The US dollar remains the leading global currency, according to Martin Schlegel, Chairman of the Swiss National Bank. He asserts that the Federal Reserve holds a pivotal role in the international financial system and that no alternative to the US dollar currently exists.
Determining the impact of tariffs on Switzerland proves challenging. The Swiss National Bank maintains a high threshold for entering negative interest rates, indicating they will only consider this move if absolutely necessary.
Preserving Central Bank Independence
Schlegel emphasises the importance of preserving the independence of central banks. Despite speculations about the decline of the US dollar, it continues to be central to the global financial system. Any potential change in its dominance would take decades to materialise.

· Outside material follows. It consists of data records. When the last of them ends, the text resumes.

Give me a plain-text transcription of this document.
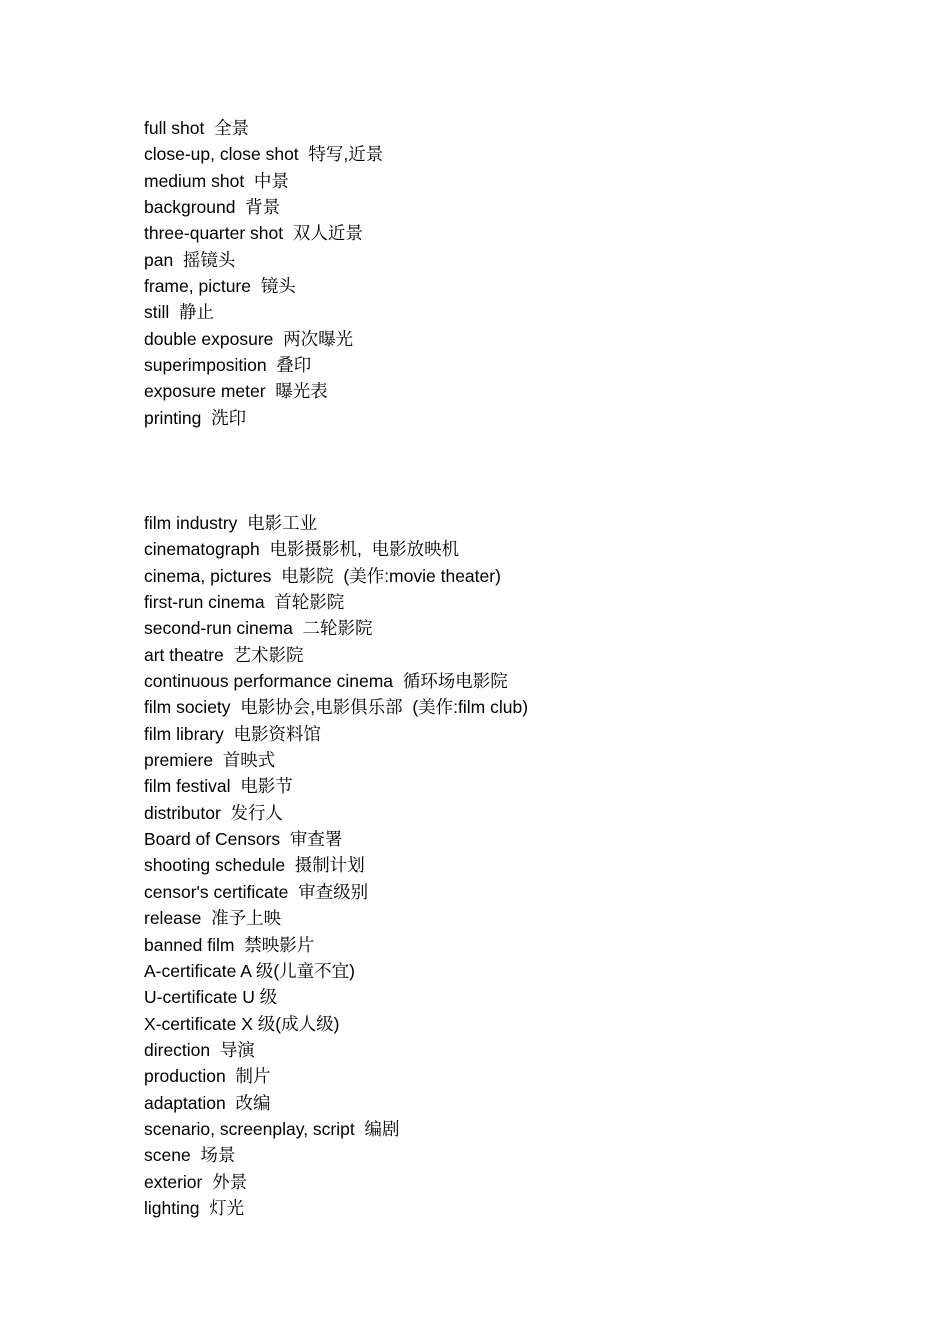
full shot  全景
close-up, close shot  特写,近景
medium shot  中景
background  背景
three-quarter shot  双人近景
pan  摇镜头
frame, picture  镜头
still  静止
double exposure  两次曝光
superimposition  叠印
exposure meter  曝光表
printing  洗印
film industry  电影工业
cinematograph  电影摄影机,  电影放映机
cinema, pictures  电影院  (美作:movie theater)
first-run cinema  首轮影院
second-run cinema  二轮影院
art theatre  艺术影院
continuous performance cinema  循环场电影院
film society  电影协会,电影俱乐部  (美作:film club)
film library  电影资料馆
premiere  首映式
film festival  电影节
distributor  发行人
Board of Censors  审查署
shooting schedule  摄制计划
censor's certificate  审查级别
release  准予上映
banned film  禁映影片
A-certificate A 级(儿童不宜)
U-certificate U 级
X-certificate X 级(成人级)
direction  导演
production  制片
adaptation  改编
scenario, screenplay, script  编剧
scene  场景
exterior  外景
lighting  灯光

Regarding Swiss monetary policy, no further rate adjustments are anticipated for now. The bank would need compelling justification to explore negative interest rate territory.
The US dollar’s dominance is not going anywhere. Recent SWIFT data for August 2025 shows the dollar’s share in global payments has held firm at over 47%. The Federal Reserve remains the key driver for the entire international financial system, and there is simply no real alternative right now.
This reinforces the dollar’s role as a primary funding currency, making it unattractive to short outright. We should consider strategies that benefit from this stability, like selling far out-of-the-money puts on the dollar index (DXY). Implied volatility on major dollar pairs has been trending lower than the spikes we saw back in 2023, suggesting the market expects this strength to continue.
Trading Strategies and Currency Analysis
In Switzerland, monetary policy seems to be on a long pause. With Swiss inflation for August 2025 coming in at a manageable 1.6%, there is no pressure on the central bank to make any moves. The high bar for returning to negative rates, a policy we remember from 2015 to 2022, suggests the Swiss franc will not be intentionally weakened.
For derivative traders, this points toward stability in the Swiss franc, especially against the euro. We can look at selling short-dated strangles on EUR/CHF, betting that the pair will remain in a tight range. Given the Fed’s relatively higher policy rate, buying USD/CHF call options is also a viable strategy to capture upside from widening interest rate differentials.
We’ve seen this narrative before, as calls for the dollar’s demise were loud back in early 2024, yet its share of allocated central bank reserves has held firm at 58% through the second quarter of this year. Any structural shift away from the dollar will likely take decades, not weeks. A core long-dollar bias, therefore, remains the sensible default position for the coming weeks.